Les images tournées par Anahi Aguilar et diffusées sur Facebook le 8 octobre dernier, relance le débat sur les violences faites aux femmes au Pérou. Cette vidéo d'un homme tirant sa compagne par le bras, puis la traînant à même le sol sur plusieurs mètres, jusque dans les escaliers d'un immeuble de la capitale péruvienne, a été relayée par les médias nationaux et diffusée dans tout le pays.
Comme le rapporte le site péruvien El Comercio, Anahi Aguilar a accompagné sa voisine de 23 ans déposer plainte au commissariat et son agresseur a été arrêté par la police. Micaela de Osma confie dans les colonnes des RPP Noticias, que son compagnon l'avait menacée avec un couteau, hurlant qu'il allait la tuer. "Ensuite, il m'a demandé le code de mon téléphone, je lui ai donné alors qu'il maintenait le couteau au niveau de ma gorge, a-t-elle raconté. Quand il l'a retiré, j'ai tenté de m'enfuir en courant mais il m'a rattrapé. C'est là que la dame qui vivait en face nous a filmés".
Ame Camino Forsyth, la soeur de l'agresseur, a condamné l'attitude de son frère dans un post Facebook, affirmant que rien ne pouvait justifier les actes de Martin, "ni ses déséquilibres émotionnels, ni les drogues. Moi je suis contre toute forme de violence et dans n'importe quel cas. Ma mère, ma soeur, mes filles et moi sommes solidaires de Micaela que nous aimons beaucoup et de toutes les femmes qui ont été confrontées à ce genre d'agressions psychologiques ou physiques". Désemparée, Ame Camino Forsyth a ajouté avoir déjà tenté d'aider son frère, mais être sans nouvelle de lui depuis plusieurs semaines.

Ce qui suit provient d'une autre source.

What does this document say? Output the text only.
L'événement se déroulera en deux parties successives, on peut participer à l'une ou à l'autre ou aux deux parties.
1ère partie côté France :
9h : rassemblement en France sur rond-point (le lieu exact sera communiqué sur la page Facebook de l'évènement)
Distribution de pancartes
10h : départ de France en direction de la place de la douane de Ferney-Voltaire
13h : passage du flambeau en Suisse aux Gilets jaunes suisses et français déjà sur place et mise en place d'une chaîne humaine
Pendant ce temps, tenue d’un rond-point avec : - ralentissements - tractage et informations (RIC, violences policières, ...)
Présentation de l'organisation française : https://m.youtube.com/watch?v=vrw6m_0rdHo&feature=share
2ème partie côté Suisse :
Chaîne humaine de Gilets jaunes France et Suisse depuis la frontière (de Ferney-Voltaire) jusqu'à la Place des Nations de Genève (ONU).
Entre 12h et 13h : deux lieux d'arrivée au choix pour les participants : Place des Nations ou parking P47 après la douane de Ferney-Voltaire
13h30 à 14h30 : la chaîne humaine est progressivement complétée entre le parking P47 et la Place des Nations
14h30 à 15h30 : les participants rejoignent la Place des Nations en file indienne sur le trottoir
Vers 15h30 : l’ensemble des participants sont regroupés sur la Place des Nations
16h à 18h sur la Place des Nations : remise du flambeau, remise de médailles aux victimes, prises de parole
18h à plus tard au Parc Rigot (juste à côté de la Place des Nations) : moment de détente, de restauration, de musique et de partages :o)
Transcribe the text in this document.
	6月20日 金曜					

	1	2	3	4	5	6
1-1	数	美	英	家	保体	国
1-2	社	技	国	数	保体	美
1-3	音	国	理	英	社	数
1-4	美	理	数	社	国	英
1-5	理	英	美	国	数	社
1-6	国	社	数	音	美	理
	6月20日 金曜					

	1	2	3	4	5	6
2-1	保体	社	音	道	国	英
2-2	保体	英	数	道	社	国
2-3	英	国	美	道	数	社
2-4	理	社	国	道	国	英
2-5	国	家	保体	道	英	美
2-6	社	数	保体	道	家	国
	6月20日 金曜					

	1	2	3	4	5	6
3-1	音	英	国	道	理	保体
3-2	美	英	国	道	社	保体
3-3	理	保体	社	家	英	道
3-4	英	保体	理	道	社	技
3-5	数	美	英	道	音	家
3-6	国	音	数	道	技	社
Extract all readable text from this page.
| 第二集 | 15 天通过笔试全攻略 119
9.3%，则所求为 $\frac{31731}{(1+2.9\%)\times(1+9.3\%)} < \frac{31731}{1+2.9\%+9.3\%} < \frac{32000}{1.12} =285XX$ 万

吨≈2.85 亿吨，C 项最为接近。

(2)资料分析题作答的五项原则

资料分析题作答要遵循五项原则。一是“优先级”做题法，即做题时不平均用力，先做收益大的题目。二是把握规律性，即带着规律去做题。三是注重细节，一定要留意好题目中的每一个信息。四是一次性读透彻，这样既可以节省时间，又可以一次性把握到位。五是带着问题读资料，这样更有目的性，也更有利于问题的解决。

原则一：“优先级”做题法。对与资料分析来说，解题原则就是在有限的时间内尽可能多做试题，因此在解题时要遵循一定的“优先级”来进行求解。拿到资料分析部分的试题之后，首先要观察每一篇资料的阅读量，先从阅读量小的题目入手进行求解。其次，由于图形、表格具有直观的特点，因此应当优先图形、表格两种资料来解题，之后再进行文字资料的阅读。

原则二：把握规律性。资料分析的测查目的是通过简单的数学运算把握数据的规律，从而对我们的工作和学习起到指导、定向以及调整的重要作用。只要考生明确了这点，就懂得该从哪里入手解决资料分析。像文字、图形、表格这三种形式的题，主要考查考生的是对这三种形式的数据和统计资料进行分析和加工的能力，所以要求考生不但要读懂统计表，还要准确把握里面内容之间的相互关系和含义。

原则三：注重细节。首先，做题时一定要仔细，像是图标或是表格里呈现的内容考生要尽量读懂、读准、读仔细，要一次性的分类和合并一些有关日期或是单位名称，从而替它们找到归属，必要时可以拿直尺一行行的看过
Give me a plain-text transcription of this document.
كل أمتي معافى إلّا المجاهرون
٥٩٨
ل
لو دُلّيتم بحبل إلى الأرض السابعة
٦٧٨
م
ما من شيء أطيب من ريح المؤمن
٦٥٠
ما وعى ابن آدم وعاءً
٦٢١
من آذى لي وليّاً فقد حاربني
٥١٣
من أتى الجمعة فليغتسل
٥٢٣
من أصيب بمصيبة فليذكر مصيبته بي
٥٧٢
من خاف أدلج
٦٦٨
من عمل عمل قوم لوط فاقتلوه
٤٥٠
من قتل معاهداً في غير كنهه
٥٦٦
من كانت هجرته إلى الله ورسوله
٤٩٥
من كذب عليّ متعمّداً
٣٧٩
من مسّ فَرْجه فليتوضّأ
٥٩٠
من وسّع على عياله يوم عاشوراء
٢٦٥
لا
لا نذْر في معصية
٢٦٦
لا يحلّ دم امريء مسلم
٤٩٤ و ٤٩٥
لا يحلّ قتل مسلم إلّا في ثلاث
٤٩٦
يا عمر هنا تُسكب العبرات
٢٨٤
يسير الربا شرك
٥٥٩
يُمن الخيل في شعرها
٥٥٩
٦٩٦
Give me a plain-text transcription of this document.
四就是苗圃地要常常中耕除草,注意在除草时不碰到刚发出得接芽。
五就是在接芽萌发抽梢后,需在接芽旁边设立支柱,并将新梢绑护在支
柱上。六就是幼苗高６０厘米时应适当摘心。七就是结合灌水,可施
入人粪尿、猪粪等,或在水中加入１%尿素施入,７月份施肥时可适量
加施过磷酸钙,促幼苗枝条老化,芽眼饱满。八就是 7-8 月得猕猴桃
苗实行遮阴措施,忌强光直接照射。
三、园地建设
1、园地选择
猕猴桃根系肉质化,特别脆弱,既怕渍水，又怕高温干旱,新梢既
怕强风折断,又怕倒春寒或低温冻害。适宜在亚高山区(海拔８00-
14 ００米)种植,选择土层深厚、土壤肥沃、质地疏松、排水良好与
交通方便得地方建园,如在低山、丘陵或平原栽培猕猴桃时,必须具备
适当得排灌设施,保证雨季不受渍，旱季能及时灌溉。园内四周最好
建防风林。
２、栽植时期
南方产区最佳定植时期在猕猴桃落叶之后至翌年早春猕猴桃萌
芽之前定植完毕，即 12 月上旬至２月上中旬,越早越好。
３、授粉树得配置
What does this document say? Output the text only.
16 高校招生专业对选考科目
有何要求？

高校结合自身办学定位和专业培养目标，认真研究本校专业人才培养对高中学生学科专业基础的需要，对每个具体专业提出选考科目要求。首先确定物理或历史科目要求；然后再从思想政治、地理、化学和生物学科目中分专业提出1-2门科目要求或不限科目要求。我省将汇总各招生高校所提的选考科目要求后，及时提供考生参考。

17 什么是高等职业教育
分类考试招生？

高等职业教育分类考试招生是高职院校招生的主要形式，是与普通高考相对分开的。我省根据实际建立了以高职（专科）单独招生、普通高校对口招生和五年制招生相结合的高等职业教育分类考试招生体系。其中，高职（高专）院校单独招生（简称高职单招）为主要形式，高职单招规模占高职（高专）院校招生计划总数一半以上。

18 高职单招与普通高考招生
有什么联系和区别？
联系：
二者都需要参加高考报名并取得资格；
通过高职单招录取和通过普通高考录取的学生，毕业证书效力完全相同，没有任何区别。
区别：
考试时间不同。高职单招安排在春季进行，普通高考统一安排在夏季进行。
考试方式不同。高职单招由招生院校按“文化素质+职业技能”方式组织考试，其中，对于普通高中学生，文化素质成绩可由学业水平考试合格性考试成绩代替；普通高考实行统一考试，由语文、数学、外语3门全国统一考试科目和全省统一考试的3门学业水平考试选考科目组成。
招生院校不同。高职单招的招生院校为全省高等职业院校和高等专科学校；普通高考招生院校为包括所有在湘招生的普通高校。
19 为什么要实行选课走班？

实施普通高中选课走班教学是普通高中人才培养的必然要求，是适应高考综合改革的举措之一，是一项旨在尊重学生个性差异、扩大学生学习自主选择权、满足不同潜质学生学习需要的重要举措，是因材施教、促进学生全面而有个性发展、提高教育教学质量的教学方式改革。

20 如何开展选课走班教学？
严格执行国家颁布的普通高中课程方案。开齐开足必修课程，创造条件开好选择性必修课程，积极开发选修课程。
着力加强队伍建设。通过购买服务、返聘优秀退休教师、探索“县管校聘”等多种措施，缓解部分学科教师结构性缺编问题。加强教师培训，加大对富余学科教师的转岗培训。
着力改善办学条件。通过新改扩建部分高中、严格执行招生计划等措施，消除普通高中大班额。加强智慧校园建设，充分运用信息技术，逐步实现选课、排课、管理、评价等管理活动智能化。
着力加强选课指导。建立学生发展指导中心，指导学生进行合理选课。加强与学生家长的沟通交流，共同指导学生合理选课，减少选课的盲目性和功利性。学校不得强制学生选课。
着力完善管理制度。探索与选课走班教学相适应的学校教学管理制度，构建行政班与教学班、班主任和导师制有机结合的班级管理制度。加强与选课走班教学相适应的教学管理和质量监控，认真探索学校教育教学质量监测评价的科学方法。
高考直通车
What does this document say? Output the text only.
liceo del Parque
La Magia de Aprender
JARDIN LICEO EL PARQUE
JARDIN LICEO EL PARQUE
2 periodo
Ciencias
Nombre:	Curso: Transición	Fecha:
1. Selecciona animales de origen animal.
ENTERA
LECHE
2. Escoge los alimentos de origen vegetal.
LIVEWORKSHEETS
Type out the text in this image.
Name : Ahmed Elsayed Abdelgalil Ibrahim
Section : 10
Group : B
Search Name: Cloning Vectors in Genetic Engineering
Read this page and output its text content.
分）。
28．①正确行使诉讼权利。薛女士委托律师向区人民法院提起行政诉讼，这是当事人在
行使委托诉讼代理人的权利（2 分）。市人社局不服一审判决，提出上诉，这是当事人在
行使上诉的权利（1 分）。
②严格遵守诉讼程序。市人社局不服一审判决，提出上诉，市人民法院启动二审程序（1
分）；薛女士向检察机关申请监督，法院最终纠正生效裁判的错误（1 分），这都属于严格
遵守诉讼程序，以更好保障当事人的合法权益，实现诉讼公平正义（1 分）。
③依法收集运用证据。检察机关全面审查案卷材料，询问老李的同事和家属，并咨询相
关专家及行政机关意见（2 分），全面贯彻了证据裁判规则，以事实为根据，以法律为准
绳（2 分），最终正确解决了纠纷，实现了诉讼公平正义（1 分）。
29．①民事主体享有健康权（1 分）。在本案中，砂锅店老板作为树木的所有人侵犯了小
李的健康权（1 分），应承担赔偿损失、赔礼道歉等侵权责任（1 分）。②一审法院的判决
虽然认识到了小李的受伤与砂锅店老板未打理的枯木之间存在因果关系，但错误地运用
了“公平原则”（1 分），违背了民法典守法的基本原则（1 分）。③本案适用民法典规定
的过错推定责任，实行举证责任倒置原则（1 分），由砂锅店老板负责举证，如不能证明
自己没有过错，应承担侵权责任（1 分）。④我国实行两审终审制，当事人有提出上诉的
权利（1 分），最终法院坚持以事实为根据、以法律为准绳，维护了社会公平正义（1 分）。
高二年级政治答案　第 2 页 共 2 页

Si ces images ont fait leur effet dans tout le pays, c'est qu'il est rare qu'une femme battue soit filmée et qu'elle porte plainte, dans cette société marquée par des siècles de machisme où le féminicide est fréquent. Selon le mouvement féministe Ni Una Menos, cité par BBC Mundo, un féminicide ou une tentative de féminicide a lieu chaque jour, en majorité perpétré par un conjoint ou un ex-conjoint. L'association a recensé 941 cas de 2009 à juin 2017. "C'est merveilleux que la voisine ait filmé la scène", a expliqué la journaliste Paola Ugaz, proche du mouvement féministe, à BBC Mundo. "Si cette fille (Micaela de Osma, ndlr) l'avait seulement raconté, ça n'aurait pas été pareil".
Selon le ministère de la femme et des populations vulnérables, 82 féminicides et 156 tentatives ont été recensés entre janvier et août 2017. Des chiffres témoignant d'un réel problème de société et de l'intérêt qu'aurait le gouvernement à durcir les lois en vigueur pour encourager les victimes à parler. Car si le féminicide a été ajouté au code pénal péruvien en 2013 et qu'il est désormais passible d'une peine de prison, la majorité des femmes ont peur de porter plainte contre leur agresseur. La ministre de la femme et des populations vulnérables, Ana María Choquehuanca, a salué le réflexe d'Anahi Aguilar, qui en filmant cette scène, a permis aux Péruviens de mettre des images sur des récits : "Nous ne devons jamais rester silencieuses", a-t-elle ajouté.
La vidéo de l'agression de Micaela a tant ému le pays, que Ni Una Menos a décidé d'organiser une marche le 25 novembre prochain, pour réclamer une meilleure législation en vue de protéger les femmes victimes de violences. Une première marche avait été organisée en août dernier et avait rassemblé des milliers de personnes, ce qui n'était encore jamais arrivé au Pérou pour ce genre de thème. Le pays n'est sans nul doute qu'au début de son combat.